With LGC, it’s been a very personal journey. The experiences I’ve had have changed and shaped my life and changed my perceptions on gender norms and what I can do to make a change. Not even just myself, but the change that everyone can make in the world. I don’t believe that greatness is reserved for a few. At some point I realized I have a voice, so let’s use it. I also surrounded myself with great humans that challenges me and teaches me constantly. Evolution happens every day.
You mentioned LGC has evolved over the years. How would you say it has changed or stayed the same?

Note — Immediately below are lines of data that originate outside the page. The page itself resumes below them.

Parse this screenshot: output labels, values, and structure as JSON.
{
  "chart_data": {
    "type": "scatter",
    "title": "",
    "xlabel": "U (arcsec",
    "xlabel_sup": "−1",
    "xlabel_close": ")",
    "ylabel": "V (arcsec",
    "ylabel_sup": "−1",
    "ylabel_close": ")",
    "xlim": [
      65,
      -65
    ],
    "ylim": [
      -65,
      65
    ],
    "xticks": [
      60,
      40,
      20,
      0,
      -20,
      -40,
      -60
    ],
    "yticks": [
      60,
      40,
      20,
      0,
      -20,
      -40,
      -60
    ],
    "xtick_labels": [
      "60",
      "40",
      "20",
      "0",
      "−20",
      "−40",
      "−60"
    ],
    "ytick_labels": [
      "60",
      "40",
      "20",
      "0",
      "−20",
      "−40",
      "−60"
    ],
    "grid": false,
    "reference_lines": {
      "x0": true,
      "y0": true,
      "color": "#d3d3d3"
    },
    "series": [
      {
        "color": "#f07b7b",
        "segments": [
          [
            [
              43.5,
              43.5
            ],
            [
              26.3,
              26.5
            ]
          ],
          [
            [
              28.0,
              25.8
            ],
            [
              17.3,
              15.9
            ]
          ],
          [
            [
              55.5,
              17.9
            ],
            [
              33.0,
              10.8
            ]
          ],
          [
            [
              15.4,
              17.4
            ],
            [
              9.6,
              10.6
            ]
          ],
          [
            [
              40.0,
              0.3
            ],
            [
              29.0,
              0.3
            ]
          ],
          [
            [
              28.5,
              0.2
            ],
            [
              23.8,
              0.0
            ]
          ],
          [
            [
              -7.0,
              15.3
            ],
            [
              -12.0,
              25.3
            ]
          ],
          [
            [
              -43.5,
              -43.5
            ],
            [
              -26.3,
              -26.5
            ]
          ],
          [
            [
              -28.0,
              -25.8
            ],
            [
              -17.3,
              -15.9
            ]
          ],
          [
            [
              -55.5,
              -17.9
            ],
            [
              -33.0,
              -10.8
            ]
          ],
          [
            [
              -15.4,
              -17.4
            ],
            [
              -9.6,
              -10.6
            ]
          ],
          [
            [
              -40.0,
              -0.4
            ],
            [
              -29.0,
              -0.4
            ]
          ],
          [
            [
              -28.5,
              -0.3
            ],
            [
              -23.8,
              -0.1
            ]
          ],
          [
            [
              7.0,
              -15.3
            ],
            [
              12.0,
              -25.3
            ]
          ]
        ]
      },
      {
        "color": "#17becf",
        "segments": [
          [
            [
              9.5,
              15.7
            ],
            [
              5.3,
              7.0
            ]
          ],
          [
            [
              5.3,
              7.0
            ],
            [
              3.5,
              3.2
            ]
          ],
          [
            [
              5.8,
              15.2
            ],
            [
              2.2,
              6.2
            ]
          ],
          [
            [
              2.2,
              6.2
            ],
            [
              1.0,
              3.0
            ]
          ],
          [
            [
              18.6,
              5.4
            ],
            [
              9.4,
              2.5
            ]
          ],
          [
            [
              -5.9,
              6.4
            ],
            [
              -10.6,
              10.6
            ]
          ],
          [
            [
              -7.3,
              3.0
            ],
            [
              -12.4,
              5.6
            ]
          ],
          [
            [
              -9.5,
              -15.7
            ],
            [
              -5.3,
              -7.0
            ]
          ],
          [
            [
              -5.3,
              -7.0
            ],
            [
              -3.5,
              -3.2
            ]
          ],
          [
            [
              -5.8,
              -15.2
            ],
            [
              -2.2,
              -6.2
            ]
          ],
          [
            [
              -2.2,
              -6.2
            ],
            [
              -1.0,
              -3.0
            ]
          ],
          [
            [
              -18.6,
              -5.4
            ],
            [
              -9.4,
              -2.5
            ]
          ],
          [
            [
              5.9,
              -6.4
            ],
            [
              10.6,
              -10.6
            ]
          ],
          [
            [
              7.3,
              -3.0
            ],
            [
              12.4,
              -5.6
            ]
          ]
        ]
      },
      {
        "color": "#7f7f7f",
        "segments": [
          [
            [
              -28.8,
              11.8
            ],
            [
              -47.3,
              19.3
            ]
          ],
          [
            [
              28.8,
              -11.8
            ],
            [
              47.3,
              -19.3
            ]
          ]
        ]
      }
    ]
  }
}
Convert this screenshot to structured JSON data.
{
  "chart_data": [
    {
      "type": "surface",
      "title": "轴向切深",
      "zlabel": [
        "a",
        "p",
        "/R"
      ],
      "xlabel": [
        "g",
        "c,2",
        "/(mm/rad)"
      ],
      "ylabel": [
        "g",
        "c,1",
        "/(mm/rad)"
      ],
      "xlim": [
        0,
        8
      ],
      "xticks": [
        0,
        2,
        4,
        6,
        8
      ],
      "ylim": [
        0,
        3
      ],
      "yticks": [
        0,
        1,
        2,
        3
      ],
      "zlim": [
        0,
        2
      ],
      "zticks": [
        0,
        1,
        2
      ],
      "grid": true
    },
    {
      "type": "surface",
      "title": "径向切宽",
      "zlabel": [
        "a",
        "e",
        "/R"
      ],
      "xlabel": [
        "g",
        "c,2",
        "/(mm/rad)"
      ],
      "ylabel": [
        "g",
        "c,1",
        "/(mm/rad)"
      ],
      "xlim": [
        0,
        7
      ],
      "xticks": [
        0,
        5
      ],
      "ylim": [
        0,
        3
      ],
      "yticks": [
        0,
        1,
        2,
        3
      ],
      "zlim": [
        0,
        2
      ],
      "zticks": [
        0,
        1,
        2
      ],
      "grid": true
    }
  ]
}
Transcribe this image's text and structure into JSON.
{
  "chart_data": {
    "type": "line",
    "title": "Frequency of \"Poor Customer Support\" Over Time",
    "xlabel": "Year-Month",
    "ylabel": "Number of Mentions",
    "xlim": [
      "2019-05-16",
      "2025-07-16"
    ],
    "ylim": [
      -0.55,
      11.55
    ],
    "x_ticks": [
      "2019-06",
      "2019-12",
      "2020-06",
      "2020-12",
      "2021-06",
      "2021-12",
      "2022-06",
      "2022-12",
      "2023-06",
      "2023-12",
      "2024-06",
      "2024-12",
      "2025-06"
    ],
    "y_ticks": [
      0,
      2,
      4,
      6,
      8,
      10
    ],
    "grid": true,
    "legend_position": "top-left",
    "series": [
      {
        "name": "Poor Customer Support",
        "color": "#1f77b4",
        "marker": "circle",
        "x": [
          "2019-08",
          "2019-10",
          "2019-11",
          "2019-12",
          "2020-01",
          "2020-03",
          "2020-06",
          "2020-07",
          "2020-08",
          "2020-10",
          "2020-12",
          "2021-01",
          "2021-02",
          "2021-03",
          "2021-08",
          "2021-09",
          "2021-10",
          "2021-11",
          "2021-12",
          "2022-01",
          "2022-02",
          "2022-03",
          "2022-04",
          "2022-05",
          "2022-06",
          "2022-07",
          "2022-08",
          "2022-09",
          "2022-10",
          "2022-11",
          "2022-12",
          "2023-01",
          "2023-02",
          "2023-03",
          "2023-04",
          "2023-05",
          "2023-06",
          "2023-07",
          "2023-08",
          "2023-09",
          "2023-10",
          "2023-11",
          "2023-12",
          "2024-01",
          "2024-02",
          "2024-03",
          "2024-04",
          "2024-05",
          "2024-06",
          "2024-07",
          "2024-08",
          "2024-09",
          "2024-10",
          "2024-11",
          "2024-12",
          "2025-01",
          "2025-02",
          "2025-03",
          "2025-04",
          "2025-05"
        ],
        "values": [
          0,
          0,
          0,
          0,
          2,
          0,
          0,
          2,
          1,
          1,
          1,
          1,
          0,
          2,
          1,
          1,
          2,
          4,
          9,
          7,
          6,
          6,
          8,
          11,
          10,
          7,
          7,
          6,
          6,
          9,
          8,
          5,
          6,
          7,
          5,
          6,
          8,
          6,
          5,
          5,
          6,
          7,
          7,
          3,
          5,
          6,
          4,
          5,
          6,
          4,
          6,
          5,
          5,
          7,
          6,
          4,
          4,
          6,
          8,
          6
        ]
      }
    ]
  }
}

In the beginning, I guess we didn’t know much what we were doing. It was a group of girls who wanted to get more girls into the sport. Jacky [Madenfrost] was really great at it. We skated how we knew – which was cruise around and some slides – and we filmed it. Then it became a worldwide phenomenon and we were like ‘What is going on!?’. No one was ready for it.
Also, in the beginning, the level of skating portrayed was much lower than it is now. The main reason behind that is that there were simply not that many great female longboarders in the world, at all. Many things have changed in the past 5 years, right? Back then we were stoked on seeing more girls trying it out and I think that is one of our biggest accomplishments and at the same time the secret on how we became so big. We didn’t get so many women and men into the sport by portraying anything crazy, but by showing girls who were learning and having fun together. That’s what made so many women think ‘Hey, that looks fun. That doesn’t look too scary. I can do that!’
Today, it’s hard for me to find the balance. I want to showcase the highest performing female skaters on LGC but also want to keep longboarding accessible. Humans are not only inspired by amazing stunts, many times just by things that are within reach.
In 2011, LGC was also being run by 4 people. Over the past two years, it’s just been me. When it was all of us, we wanted to promote and support women. Now it’s shifted a bit to a worldwide movement that seeks gender equality and provides real, healthy models to society. Supporting and promoting women, giving talks at conferences, educating and keep doing larger projects like OPEN.
I wouldn’t say the values have changed but I would say it has become a more active platform for gender equality.
Moving forward, what do you need from the industry to keep LGC going?
It’s been really hard because LGC doesn’t always get the financial support that it needs to be sustainable. We have gotten thousands of women and men into the sport which has been highly beneficial for the industry. I would love more support from them to keep doing what we do. If you don’t support the scene shakers and supporters, you’re lame.
Thanks Valeria! Any last words and key takeaways you’d like to leave the readers with?
Big shout-out to all the ladies out there who are doing their thing. Who are falling and getting up and doing it while everyone around them makes fun or think they are crazy. Worldwide movements are awesome cause they inspire individuals to act, but the real change always starts by one. That girl that despite her family or friends opinion is going for it, with a skateboard or with anything that keeps her fire alive, breaking one stereotype at a time. You are the one changing the world.
Also, big shout out to Concrete Wave Skateshop Cologne, Icone Longboards and Noelia Otegui for their faith and help towards Longboard Girls Crew. To all the LGC Ambassadors, thank you!
And thank you Cindy for everything you’re doing, love you buddy.